2. Die Beschwerde ist nicht begründet.
a) Der Geschäftswert bemißt sich in Wohnungseigentumssachen gemäß § 48 Abs. 3 Satz 1 WEG nach dem Interesse der Beteiligten an der Entscheidung. Dabei kommt es wegen der Rechtskraftwirkung der angestrebten Entscheidung für und gegen alle Beteiligte (§ 45 Abs. 2 Satz 2 WEG) auf das Interesse aller Beteiligter an (§ 43 Abs. 1 Nr. 1, Abs. 4 Nr. 1 WEG, vgl. BayObLGZ 1981, 202/203; Bärmann/Pick/Merle WEG 7. Aufl. § 48 Rn. 10). Auf Einzelbestimmungen der Kostenordnung (hier z. B. § 30 KostO) ist nicht abzustellen, da angesichts der von der Kostenordnung abweichenden besonderen Gerichtsgebührenregelung in § 48 Abs. 1 und 4 WEG für den Geschäftswert in Wohnungseigentumssachen allein § 48 Abs. 3 WEG maßgebend ist (BayObLGZ 1981, 202/203).

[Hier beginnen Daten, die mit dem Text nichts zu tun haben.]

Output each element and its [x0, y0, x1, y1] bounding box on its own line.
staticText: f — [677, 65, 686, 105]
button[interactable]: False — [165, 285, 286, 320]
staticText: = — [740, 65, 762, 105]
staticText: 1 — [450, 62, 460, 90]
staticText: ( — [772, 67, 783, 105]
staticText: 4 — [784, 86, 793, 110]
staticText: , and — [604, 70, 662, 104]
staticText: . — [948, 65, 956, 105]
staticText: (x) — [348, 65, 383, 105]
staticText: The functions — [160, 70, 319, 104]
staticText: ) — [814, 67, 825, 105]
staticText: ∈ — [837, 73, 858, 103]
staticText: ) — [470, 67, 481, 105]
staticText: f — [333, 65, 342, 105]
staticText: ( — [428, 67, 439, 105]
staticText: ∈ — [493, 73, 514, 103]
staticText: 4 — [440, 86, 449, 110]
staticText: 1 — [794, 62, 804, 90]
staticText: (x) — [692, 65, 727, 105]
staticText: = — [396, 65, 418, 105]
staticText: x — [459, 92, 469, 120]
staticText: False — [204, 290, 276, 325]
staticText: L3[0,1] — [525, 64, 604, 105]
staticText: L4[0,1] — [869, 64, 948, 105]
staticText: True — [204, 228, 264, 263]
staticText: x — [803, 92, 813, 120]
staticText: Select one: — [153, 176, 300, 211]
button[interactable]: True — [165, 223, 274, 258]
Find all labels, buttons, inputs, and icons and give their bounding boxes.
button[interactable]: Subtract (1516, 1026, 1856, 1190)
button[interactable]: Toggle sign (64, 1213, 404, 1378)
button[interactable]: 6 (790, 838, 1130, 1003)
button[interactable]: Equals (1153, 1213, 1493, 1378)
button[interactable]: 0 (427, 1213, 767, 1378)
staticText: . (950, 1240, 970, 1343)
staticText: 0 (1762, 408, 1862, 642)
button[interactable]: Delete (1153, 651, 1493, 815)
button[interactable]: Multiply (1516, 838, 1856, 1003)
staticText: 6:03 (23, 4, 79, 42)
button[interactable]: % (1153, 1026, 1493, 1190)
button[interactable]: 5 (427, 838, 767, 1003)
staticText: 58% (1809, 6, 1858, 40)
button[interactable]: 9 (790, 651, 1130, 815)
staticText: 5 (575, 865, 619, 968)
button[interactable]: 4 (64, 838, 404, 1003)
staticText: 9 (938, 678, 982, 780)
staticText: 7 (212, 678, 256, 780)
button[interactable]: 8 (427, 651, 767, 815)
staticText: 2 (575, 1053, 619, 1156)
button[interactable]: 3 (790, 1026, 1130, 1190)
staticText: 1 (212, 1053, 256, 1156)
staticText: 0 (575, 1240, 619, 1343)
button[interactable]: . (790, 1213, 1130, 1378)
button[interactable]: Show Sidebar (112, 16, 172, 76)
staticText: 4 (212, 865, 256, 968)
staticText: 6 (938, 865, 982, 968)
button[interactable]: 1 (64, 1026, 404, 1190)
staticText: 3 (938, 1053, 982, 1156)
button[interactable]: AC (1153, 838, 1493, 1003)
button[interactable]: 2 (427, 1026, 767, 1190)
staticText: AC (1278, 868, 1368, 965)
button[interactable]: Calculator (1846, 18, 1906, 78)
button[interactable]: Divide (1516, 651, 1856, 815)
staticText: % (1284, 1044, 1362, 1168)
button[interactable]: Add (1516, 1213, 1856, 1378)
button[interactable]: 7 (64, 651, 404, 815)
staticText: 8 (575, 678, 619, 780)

Allerdings kann dann, wenn jegliche Anhaltspunkte für eine Schätzung fehlen, vergleichsweise der Regelwert des § 30 Abs. 2 Satz 1 KostO herangezogen werden (BayObLG WE 1990, 63; Bärmann/Pick/Merle Rn. 12; Weitnauer WEG 8. Aufl. Rn. 3, je zu § 48). Dieser Fall liegt hier jedoch nicht vor. Zwar kann die von der Antragstellerin für die Jahre 1990 bis 1996 vorgelegte Berechnung ihrer Benachteiligung durch den bestehenden Verteilungsschlüssel nicht - wie vom Beschwerdeführer beantragt - exakt den Geschäftswert für die angestrebte, in die Zukunft wirkende Gerichtsentscheidung bilden; sie gibt jedoch tatsächliche Anhaltspunkte für die Bemessung des Interesses der Antragstellerin wie auch der übrigen Wohnungseigentümer an der Entscheidung i. S. des § 48 Abs. 3 Satz 1 WEG. Ausgehend von der nach dem Sachvortrag der Antragstellerin angenommenen ungerechtfertigten Mehrbelastung, die in den jeweiligen Jahren sehr unterschiedlich war, erscheint auch dem Senat der vom LG angenommene Geschäftswert von 5.000 DM im Ergebnis angemessen.
Die Geschäftswertbeschwerde des Verfahrensbevollmächtigten der Antragsgegner erweist sich somit als unbegründet und ist zurückzuweisen.